In the above embodiment, only the case of a combined boiler was explained, but it is possible to obtain the same effect by incorporating the device of the present invention in a two-can boiler with a built-in heat exchanger for hot water supply. Needless to say.

Further, the boiler heat source may be gas, kerosene, electricity, or the like.

Furthermore, if the hot water supply outlet is subdivided into two or more branches, the temperature differential Jθ=
It is possible to achieve a performance of 0.

[Brief explanation of the drawing]

Figure 1 is a block diagram of a hot water supply system implementing the present invention, Figure 2 is a cross-sectional view of the same hot water supply system, Figures 3 and 4 are temperature characteristics of hot water supplied to an instantaneous boiler, and Figure 5 is the same A detailed explanatory diagram of supply hot water temperature characteristics, Figure 6 is a configuration diagram of a heating device implementing the present invention, Figure 7 is a diagram of hot water temperature characteristics during heating, Figure 8 is a diagram of 0N-OFF cycle-heating load characteristics, FIG. 9 is a diagram showing the outlet temperature characteristics. 1...Boiler, 4...Hot water inlet, 5.
...Hot water supply device, 7...Inner shell, 8...
... Outer body, 9 ... Diversion hole, 10 ...
・Mixing hole, 11...First channel, 12...
...Second channel, 5a...Hot water mixing promotion chamber.

Claims (1)

[Scope of utility model registration request] The boiler heat source turns 0N-OFF at the hot water set temperature.
An instantaneous water heater with a small controlled hot water storage capacity is used as a hot water supply source, and a hot water supply is connected to the hot water supply path from this hot water supply source, and the hot water supply is connected to the outside of the inner shell and connected to the inner shell.

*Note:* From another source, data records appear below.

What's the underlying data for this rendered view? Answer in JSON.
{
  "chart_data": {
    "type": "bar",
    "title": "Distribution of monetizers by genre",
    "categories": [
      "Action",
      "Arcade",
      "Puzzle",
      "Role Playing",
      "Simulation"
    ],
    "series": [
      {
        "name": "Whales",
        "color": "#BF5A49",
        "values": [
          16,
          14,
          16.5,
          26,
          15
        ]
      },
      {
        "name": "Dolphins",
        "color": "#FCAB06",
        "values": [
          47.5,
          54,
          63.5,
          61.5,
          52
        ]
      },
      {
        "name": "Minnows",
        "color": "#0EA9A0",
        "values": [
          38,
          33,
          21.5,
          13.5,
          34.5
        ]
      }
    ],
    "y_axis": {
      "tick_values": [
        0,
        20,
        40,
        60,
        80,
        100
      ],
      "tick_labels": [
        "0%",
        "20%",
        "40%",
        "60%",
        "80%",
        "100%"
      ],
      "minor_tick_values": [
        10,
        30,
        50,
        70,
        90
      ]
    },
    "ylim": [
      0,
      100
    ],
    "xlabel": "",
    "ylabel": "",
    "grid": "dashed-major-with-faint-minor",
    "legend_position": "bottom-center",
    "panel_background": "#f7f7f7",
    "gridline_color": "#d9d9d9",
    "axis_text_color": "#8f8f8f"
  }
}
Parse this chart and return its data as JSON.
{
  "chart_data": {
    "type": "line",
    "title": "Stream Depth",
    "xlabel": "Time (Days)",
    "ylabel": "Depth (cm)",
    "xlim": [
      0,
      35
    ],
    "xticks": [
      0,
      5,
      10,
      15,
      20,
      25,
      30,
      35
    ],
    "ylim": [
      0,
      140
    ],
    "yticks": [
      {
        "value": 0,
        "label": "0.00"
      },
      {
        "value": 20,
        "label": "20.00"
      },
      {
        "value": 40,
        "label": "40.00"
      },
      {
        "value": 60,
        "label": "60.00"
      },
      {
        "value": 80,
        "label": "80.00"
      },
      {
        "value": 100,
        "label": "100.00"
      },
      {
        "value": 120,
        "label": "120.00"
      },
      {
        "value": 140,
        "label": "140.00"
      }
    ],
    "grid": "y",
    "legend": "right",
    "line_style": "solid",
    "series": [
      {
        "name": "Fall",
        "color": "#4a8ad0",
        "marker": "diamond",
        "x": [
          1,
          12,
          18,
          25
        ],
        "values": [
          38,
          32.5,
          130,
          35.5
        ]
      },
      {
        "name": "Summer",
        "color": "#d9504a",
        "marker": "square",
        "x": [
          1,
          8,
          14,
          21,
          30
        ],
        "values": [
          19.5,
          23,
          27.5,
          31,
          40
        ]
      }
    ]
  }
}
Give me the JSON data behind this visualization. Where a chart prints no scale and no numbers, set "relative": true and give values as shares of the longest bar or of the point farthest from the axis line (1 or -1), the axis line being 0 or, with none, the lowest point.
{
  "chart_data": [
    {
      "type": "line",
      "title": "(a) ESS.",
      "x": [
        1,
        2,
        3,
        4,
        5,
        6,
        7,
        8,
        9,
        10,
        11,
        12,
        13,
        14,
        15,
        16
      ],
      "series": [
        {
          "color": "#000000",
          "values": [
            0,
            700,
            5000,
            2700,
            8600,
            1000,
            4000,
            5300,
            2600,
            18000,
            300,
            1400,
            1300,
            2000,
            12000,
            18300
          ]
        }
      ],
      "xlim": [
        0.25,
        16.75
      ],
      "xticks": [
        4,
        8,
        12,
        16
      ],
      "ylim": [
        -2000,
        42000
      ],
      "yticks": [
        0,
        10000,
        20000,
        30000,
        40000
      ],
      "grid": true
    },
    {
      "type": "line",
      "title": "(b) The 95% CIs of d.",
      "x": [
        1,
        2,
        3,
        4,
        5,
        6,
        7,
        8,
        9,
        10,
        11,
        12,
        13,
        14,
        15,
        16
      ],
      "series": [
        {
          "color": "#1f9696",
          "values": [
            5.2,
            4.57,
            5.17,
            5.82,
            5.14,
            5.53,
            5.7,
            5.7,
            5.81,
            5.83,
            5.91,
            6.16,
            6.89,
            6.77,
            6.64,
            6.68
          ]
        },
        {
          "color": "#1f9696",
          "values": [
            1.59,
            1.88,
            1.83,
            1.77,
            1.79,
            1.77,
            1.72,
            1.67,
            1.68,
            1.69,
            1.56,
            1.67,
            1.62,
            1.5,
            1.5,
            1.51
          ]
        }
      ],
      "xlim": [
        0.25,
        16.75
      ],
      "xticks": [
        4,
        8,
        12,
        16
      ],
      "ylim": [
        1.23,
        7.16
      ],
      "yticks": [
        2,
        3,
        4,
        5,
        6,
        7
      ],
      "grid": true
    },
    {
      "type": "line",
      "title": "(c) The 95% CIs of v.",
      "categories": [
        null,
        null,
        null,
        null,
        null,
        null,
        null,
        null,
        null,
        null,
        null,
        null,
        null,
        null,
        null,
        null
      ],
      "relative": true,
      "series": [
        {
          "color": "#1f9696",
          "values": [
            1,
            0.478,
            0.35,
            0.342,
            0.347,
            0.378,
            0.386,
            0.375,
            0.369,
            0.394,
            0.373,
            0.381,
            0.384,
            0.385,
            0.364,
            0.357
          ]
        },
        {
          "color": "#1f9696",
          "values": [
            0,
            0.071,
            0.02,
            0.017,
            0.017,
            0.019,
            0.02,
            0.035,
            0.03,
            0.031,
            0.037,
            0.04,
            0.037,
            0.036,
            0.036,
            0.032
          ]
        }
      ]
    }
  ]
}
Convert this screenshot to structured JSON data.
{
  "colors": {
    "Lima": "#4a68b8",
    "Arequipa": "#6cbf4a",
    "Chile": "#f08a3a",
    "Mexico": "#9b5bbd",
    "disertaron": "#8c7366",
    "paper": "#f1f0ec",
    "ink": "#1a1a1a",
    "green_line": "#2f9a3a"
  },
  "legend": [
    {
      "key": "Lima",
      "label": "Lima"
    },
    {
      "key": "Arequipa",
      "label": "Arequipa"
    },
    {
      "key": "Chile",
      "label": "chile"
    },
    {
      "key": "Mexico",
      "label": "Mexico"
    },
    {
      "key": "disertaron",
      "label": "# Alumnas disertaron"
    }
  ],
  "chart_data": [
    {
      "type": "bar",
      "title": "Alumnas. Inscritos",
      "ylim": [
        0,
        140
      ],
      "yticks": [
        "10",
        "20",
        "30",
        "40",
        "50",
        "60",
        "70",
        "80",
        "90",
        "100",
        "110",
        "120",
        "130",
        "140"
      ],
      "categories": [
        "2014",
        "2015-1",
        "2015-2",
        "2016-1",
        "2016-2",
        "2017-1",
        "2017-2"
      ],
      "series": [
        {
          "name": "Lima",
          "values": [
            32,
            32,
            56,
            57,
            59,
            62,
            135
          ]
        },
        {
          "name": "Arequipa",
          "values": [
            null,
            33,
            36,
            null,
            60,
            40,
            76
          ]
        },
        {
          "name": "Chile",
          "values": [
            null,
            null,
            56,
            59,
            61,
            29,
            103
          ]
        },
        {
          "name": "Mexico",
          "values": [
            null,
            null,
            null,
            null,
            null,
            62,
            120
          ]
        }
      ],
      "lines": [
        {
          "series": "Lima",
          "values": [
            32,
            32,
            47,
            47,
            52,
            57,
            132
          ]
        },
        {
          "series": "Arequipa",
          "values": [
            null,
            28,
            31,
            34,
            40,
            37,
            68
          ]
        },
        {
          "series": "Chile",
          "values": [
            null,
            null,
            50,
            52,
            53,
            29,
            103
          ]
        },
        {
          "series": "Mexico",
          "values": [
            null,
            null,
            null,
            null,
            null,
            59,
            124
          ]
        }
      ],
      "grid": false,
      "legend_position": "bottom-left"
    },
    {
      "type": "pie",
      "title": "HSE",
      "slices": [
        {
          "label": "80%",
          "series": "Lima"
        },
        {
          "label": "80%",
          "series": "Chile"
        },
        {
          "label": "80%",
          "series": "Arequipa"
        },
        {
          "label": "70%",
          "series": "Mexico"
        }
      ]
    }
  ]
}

It is composed of a double cylinder with outer shells having different volumes, and the hot water supply source side of the inner shell is connected to the inner and outer shells, and the hot water flowing into one of these inner and outer shells is connected to the hot water supply source side of the inner shell. A diversion hole that divides the water into the other, and a mixing hole that connects the inner and outer shells to the inner shell downstream of this hole, and allows hot water flowing into one of these inner and outer shells to flow into the other and mix. Shape the hole for the purpose,
The hot water that has entered the hot water supply device is configured to be divided into the inner and outer shells through the above-mentioned diversion holes, mixed in the above-mentioned mixing holes, and then flowed out downstream of the mixing holes. A hot water supply device provided with a hot water mixing promotion chamber in which a hot water mixing member is arranged downstream of the mixing hole.